An entrepreneur and former officer in the Israeli military, Bar Dea joined Bridgewater in 2015 as a relative unknown in the investing world. Yet he quickly climbed the ranks to become co-CEO in January 2022. Together with colleagues such as Co-Chief Investment Officer Greg Jensen, Bar Dea longed to modernize the firm and recast its quirky culture. But Dalio, 73, kept postponing plans to cede power to a younger generation.

Read more: Dalio gives up control of Bridgewater in final succession step

Bar Dea described some of those exit negotiations with Dalio as “really hard.”

“The only way to stay relevant is by innovating,” he said. “We’ve been doing that a little bit slower over the past few years.”

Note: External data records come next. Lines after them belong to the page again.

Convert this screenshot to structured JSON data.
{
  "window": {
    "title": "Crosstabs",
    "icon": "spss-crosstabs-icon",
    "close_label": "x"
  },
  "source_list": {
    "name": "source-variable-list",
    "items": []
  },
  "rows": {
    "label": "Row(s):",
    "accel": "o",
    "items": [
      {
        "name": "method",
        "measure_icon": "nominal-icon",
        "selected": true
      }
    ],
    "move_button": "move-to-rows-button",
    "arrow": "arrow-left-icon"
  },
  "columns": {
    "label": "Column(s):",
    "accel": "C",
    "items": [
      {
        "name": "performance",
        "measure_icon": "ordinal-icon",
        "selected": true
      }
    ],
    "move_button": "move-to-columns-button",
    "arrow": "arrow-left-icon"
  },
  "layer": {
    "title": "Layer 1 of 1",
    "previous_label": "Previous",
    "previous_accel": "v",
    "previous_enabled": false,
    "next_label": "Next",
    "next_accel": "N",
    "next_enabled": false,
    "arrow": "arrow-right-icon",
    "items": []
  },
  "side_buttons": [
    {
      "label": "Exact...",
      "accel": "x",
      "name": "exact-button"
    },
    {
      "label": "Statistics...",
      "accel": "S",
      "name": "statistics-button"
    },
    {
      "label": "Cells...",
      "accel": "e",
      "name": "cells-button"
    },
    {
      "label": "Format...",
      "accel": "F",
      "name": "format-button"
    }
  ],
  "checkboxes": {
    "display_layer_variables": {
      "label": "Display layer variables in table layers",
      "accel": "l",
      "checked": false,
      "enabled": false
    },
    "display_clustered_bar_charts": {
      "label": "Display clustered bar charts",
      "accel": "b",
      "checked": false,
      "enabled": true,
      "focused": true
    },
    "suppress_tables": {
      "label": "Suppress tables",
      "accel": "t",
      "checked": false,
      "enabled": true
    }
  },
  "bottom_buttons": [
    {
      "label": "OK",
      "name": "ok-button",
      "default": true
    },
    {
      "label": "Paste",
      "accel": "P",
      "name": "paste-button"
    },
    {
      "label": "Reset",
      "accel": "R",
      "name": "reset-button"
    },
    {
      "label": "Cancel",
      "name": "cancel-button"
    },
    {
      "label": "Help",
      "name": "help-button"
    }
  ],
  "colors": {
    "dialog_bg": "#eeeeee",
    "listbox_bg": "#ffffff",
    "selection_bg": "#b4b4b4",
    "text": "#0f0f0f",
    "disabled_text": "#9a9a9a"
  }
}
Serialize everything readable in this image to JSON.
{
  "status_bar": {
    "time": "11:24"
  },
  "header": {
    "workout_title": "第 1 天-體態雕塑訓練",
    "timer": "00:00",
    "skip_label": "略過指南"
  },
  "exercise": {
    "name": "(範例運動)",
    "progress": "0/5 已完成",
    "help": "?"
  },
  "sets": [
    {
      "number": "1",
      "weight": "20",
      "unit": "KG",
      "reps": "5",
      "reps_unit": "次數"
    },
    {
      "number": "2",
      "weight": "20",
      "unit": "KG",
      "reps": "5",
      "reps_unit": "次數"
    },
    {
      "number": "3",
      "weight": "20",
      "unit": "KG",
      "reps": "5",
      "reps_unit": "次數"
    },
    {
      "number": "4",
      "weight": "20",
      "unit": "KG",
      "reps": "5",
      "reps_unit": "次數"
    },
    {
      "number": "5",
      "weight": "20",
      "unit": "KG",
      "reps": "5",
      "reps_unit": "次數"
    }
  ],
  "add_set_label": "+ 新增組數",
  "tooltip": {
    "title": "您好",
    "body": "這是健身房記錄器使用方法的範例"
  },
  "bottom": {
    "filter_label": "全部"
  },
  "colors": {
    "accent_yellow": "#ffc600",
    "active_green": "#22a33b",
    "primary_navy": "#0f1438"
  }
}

Now, change is accelerating. Earlier this month, Karen Karniol-Tambour, 37, joined Jensen, 48, and Bob Prince, 64, as one of three co-CIOs. And as part of the broader overhaul, Mark Bertolini is stepping down as Bar Dea’s co-CEO to become an independent director on Bridgewater’s board.

With Dalio in a back seat role as CIO mentor, the firm’s new leadership is pushing ahead in four areas:

  • Developing more funds with exposure to Asia and doubling its Singapore staff from about 15 employees to diversify operations and reinforce ties to longtime clients in the region.
  • Adding products that use individual stocks to express Bridgewater’s view on macro trends such as the direction of interest rates or the price of commodities.
  • Expanding in sustainability to make bets on equities specifically and to feature strategies that can produce excess return, or alpha.
  • Creating a new team under Jensen’s direction that’ll engineer investment tools powered by artificial intelligence and machine learning.

Bridgewater aims to attract billions of dollars in assets for each of those initiatives over time, reducing its dependence on Pure Alpha and All Weather.

“At some point, you acquire a critical mass that allows you to build other things to help clients,” Co-CIO Prince said in the interview. “Alpha is in demand.”

‘Serious Swings’

During his 47 years atop Bridgewater, Dalio not only built a hedge fund manager of unrivaled size; he pioneered a systematic approach to investing that codified knowledge and understanding into rules. He also instilled an unusual culture of “radical transparency,” which he detailed in his 2017 bestselling book Principles.

Read more: Ray Dalio says he’s ready to give away Bridgewater’s secrets

Bar Dea’s contribution is what he calls a “flywheel” — a virtuous circle of new talent with new ideas that demand new goals and a nimble strategy. He knows his challenge is figuring out how to make Bridgewater thrive for another half-century despite technological revolutions that are certain to roil the industry.

“These are serious swings we’re taking,” Bar Dea said. “We’re not dabbling.”